14Boss Grady's Boys d'une certaine façon pose déjà les premières notes du passage à la folie et traite du passé/passage en termes à la fois poétiques et presque juridiques. Il s'agit en effet, avec Mick et Josey, d'héritage. Les voici travaillant sur leur ferme avec une évidente inaptitude à faire fructifier quoi que ce soit sur leur colline où le bétail a les pieds dans l'eau, où les chiens pourrissent en terre. Passage à la stérilité et rabâchage de souvenirs où l'on passe de l'autre côté de l'écran, le cinéma formant le plus fort de leur imaginaire. Imaginaire sain pour Mick, imaginaire 'dément', mais aussi poétique par réarrangement du temps et des événements, du demeuré Josey - le tout concrétisé comme dans un tableau ancien, par l'objet symbolique que Mick annonce avoir fabriqué pendant sa vie active : la camisole de force. L'équation poésie/folie est posée et sera reprise dans The Steward of Christendom comme une des composantes fortes de la pièce. Il en va de même des temps mêlés : réalité du présent et du passé ensemble vécus. Les deux frères de Boss Grady's Boys vivent dans un système repris ensuite dans The Steward of Christendom : réciter et jouer des souvenirs ; en un sens donc, utiliser un théâtre personnel (se faire son cinéma) pour leur faire passer la rampe. Et l'on touche déjà dans cette première pièce au Grand Passage : non celui de la vie à la mort, mais de la vie désespérante au salut ; Mick et Josey à la fin de la pièce, au terme d'une longue méditation à la fois précise et confuse où s'entrechoquent tous les événements forts de la vie, voient surgir le salut par l'arrivée des cavaliers de l'Armée Fédérale - rêve d'une délivrance dans un western rêvé conjointement et joué devant nous comme un psychodrame. Théâtre comme métaphore et remède/aboutissement : substance de The Steward of Christendom jouée déjà par quelques notes dans Boss Grady's Boys.

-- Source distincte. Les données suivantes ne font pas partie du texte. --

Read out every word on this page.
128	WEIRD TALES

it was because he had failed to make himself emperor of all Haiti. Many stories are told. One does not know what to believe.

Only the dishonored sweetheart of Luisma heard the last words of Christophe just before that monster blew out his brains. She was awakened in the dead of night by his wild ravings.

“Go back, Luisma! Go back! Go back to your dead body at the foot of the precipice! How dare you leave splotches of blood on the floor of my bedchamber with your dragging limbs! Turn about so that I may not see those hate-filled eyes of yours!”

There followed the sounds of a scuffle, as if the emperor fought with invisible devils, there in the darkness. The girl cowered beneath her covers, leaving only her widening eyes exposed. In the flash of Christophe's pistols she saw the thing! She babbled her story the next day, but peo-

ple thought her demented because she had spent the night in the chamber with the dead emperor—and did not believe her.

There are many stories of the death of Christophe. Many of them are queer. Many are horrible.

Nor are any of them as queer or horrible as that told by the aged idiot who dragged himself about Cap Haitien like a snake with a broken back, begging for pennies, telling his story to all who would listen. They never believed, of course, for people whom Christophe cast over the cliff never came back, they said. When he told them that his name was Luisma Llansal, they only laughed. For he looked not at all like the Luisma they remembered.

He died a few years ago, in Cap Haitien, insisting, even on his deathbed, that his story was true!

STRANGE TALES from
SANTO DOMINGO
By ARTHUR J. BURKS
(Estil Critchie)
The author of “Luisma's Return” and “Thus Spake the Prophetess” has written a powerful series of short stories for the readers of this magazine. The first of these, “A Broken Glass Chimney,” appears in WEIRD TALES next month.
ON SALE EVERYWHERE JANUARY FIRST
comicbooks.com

15Dans Prayers of Sherkin le passage est d'abord navigation, traversée d'île à île (le sens de passage en anglais), communication entre un monde clos, pur, et le monde extérieur, rapports entre la communauté réfugiée et les gens de Cork qui la font vivre par un commerce de cire et de cierges, métaphores de lumière ; le passage est ensuite la navigation définitive de Fanny Hawke vers son fiancé le lithographe catholique. Passage forcé par Fanny, autorisation arrachée au fondateur de la secte. Ce passage à l'amour, au salut, à un autre monde, cette Pâque (passage de la Mer Rouge, dans la Bible, passover) est bien dans la grande tradition celtique d'une géographie du Paradis, qui ici s'opère à l'envers. L'embarquement vers un Eden au large, au-delà de l'horizon, est remplacé par un passage à la terre ferme - laquelle, ironiquement, n'est point le Continent mais une île encore, nommée Irlande !

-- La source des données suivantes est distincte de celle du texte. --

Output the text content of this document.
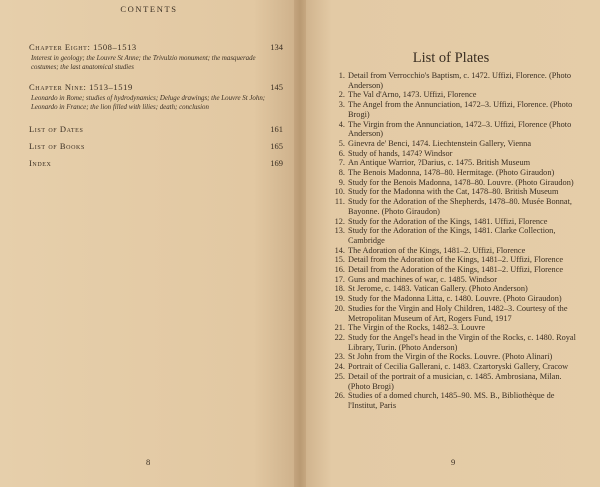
CONTENTS
Chapter Eight: 1508–1513	134
Interest in geology; the Louvre St Anne; the Trivulzio monument; the masquerade costumes; the last anatomical studies
Chapter Nine: 1513–1519	145
Leonardo in Rome; studies of hydrodynamics; Deluge drawings; the Louvre St John; Leonardo in France; the lion filled with lilies; death; conclusion
List of Dates	161
List of Books	165
Index	169
8
List of Plates
1. Detail from Verrocchio's Baptism, c. 1472. Uffizi, Florence. (Photo Anderson)
2. The Val d'Arno, 1473. Uffizi, Florence
3. The Angel from the Annunciation, 1472–3. Uffizi, Florence. (Photo Brogi)
4. The Virgin from the Annunciation, 1472–3. Uffizi, Florence (Photo Anderson)
5. Ginevra de' Benci, 1474. Liechtenstein Gallery, Vienna
6. Study of hands, 1474? Windsor
7. An Antique Warrior, ?Darius, c. 1475. British Museum
8. The Benois Madonna, 1478–80. Hermitage. (Photo Giraudon)
9. Study for the Benois Madonna, 1478–80. Louvre. (Photo Giraudon)
10. Study for the Madonna with the Cat, 1478–80. British Museum
11. Study for the Adoration of the Shepherds, 1478–80. Musée Bonnat, Bayonne. (Photo Giraudon)
12. Study for the Adoration of the Kings, 1481. Uffizi, Florence
13. Study for the Adoration of the Kings, 1481. Clarke Collection, Cambridge
14. The Adoration of the Kings, 1481–2. Uffizi, Florence
15. Detail from the Adoration of the Kings, 1481–2. Uffizi, Florence
16. Detail from the Adoration of the Kings, 1481–2. Uffizi, Florence
17. Guns and machines of war, c. 1485. Windsor
18. St Jerome, c. 1483. Vatican Gallery. (Photo Anderson)
19. Study for the Madonna Litta, c. 1480. Louvre. (Photo Giraudon)
20. Studies for the Virgin and Holy Children, 1482–3. Courtesy of the Metropolitan Museum of Art, Rogers Fund, 1917
21. The Virgin of the Rocks, 1482–3. Louvre
22. Study for the Angel's head in the Virgin of the Rocks, c. 1480. Royal Library, Turin. (Photo Anderson)
23. St John from the Virgin of the Rocks. Louvre. (Photo Alinari)
24. Portrait of Cecilia Gallerani, c. 1483. Czartoryski Gallery, Cracow
25. Detail of the portrait of a musician, c. 1485. Ambrosiana, Milan. (Photo Brogi)
26. Studies of a domed church, 1485–90. MS. B., Bibliothèque de l'Institut, Paris
9
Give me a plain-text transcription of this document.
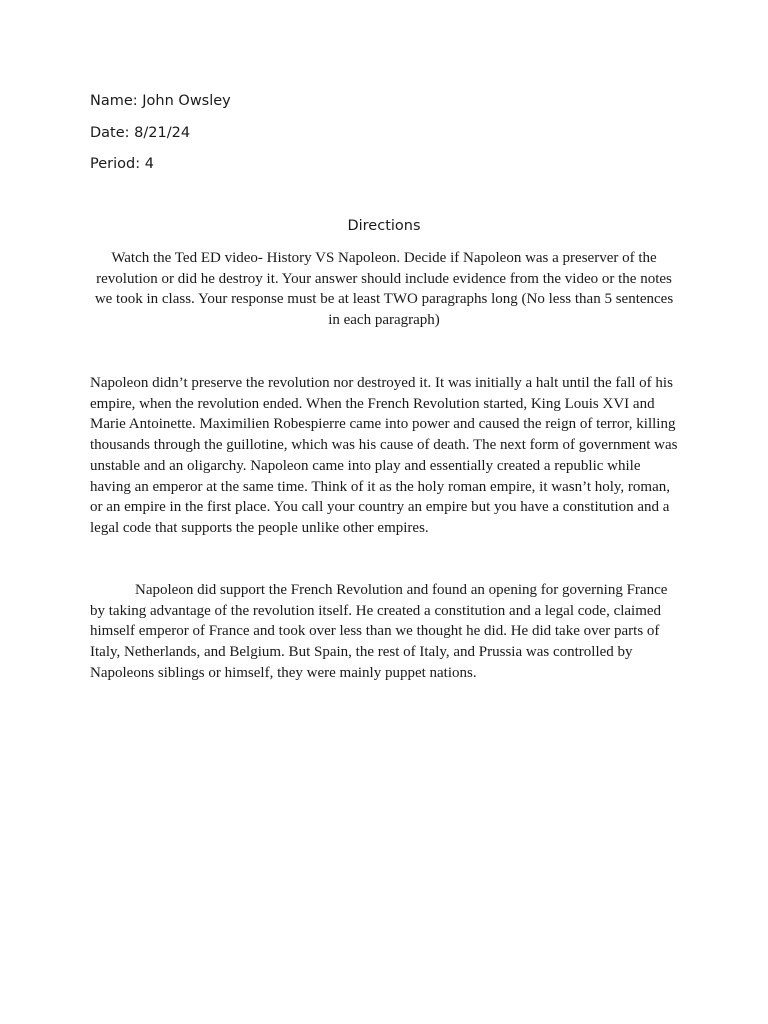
Name: John Owsley
Date: 8/21/24
Period: 4
Directions

Watch the Ted ED video- History VS Napoleon. Decide if Napoleon was a preserver of the revolution or did he destroy it. Your answer should include evidence from the video or the notes we took in class. Your response must be at least TWO paragraphs long (No less than 5 sentences in each paragraph)

Napoleon didn’t preserve the revolution nor destroyed it. It was initially a halt until the fall of his empire, when the revolution ended. When the French Revolution started, King Louis XVI and Marie Antoinette. Maximilien Robespierre came into power and caused the reign of terror, killing thousands through the guillotine, which was his cause of death. The next form of government was unstable and an oligarchy. Napoleon came into play and essentially created a republic while having an emperor at the same time. Think of it as the holy roman empire, it wasn’t holy, roman, or an empire in the first place. You call your country an empire but you have a constitution and a legal code that supports the people unlike other empires.

Napoleon did support the French Revolution and found an opening for governing France by taking advantage of the revolution itself. He created a constitution and a legal code, claimed himself emperor of France and took over less than we thought he did. He did take over parts of Italy, Netherlands, and Belgium. But Spain, the rest of Italy, and Prussia was controlled by Napoleons siblings or himself, they were mainly puppet nations.
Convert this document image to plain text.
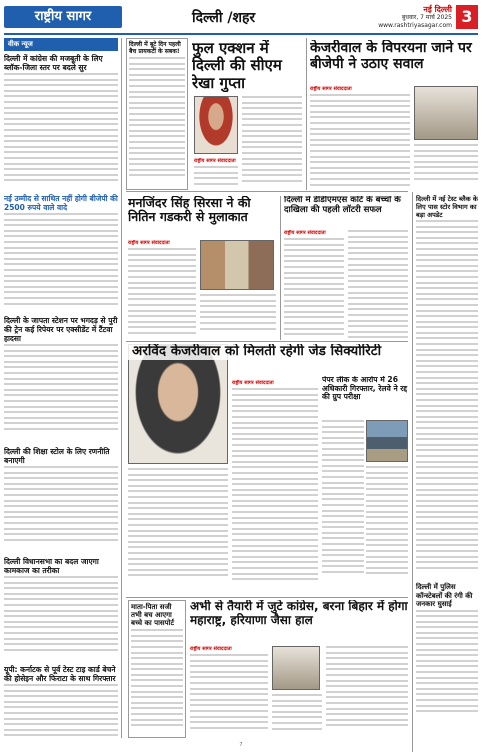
राष्ट्रीय सागर	दिल्ली /शहर
नई दिल्ली
बुधवार, 7 मार्च 2025
www.rashtriyasagar.com 3
वीक न्यूज
दिल्ली में कांग्रेस की मजबूती के लिए ब्लॉक-जिला स्तर पर बदले सुर
नई उम्मीद से साथित नहीं होगी बीजेपी की 2500 रुपये वाले वादे
दिल्ली के जापता स्टेशन पर भगदड़ से पुरी की ट्रेन कई रिपेयर पर एक्सीडेंट में टैंटवा हादसा
दिल्ली की शिक्षा स्टोल के लिए रणनीति बनाएगी
दिल्ली विधानसभा का बदल जाएगा कामकाज का तरीका
यूपी: कर्नाटक से पूर्व टेस्ट टाइ कार्ड बेचने की होसेइन और फिराटा के साथ गिरफ्तार
दिल्ली में बूटे दिन पहली बैच प्रायकर्टी के सबक! फुल एक्शन में दिल्ली की सीएम रेखा गुप्ता
राष्ट्रीय सागर संवाददाता
केजरीवाल के विपरयना जाने पर बीजेपी ने उठाए सवाल
राष्ट्रीय सागर संवाददाता
मनजिंदर सिंह सिरसा ने की नितिन गडकरी से मुलाकात
राष्ट्रीय सागर संवाददाता
दिल्ली में डीडीएमएस कोर्ट के बच्चों के दाखिला की पहली लॉटरी सफल
राष्ट्रीय सागर संवाददाता
दिल्ली में नई टेस्ट ब्लैक के लिए पास स्टोर विभाग का बड़ा अपडेट
दिल्ली में पुलिस कॉन्स्टेबलों की रंगी की जनकार घुसाई
अरविंद केजरीवाल को मिलती रहेगी जेड सिक्योरिटी
राष्ट्रीय सागर संवाददाता	पेपर लीक के आरोप में 26 अधिकारी गिरफ्तार, रेलवे ने रद्द की ग्रुप परीक्षा
माता-पिता सजी तभी बच आएगा बच्चे का पासपोर्ट
अभी से तैयारी में जुटे कांग्रेस, बरना बिहार में होगा महाराष्ट्र, हरियाणा जैसा हाल
राष्ट्रीय सागर संवाददाता
7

16Dans le cas de White Woman Street le passage dramatique et irréversible vers autre chose qui pourrait être le salut fonctionne doublement. Le personnage principal, l'émigré irlandais nommé Trooper O'Hara, a sauté deux fois le pas : il a, comme première quête de salut, traversé l'océan ; puis il a franchi une seconde barrière en passant de l'armée au banditisme, de la loi à la hors-loi. Son itinéraire est métaphoriquement plus riche que celui de ses complices. Toutefois plane sur la pièce un vent d'amertume, de tristesse, de mort : une culpabilité autour de cette white woman assassinée ou suicidée peut-être dans une maison de passe, et finalement, au premier degré, un échec dans la tentative de hold-up. Cette great train robbery s'achève dans le sang, celui de O'Hara probablement touché à mort, et le salut n'est pas au rendez-vous ; à cet égard la dernière réplique de la pièce est significative : "Jees Christ don't walk in these woods" (181). Le dernier passage est celui du saut dans l'inconnu de la mort et dans l'absurde. Du point de vue thématique White Woman Street représente un passage pour rien où un fantôme de femme, doux et atroce, vient noircir le décor d'une longue danse à cheval, belle et dérisoire représentation que se donnent à eux-mêmes les hors-la-loi, et qui pourrait toucher au grotesque du hobbyhorse. Echo lointain aussi, ce passage pour rien, du moins dans l'immédiat, de l'Easter Rising, les Pâques Sanglantes, car ce n'est pas un hasard si l'action se déroule en 1916.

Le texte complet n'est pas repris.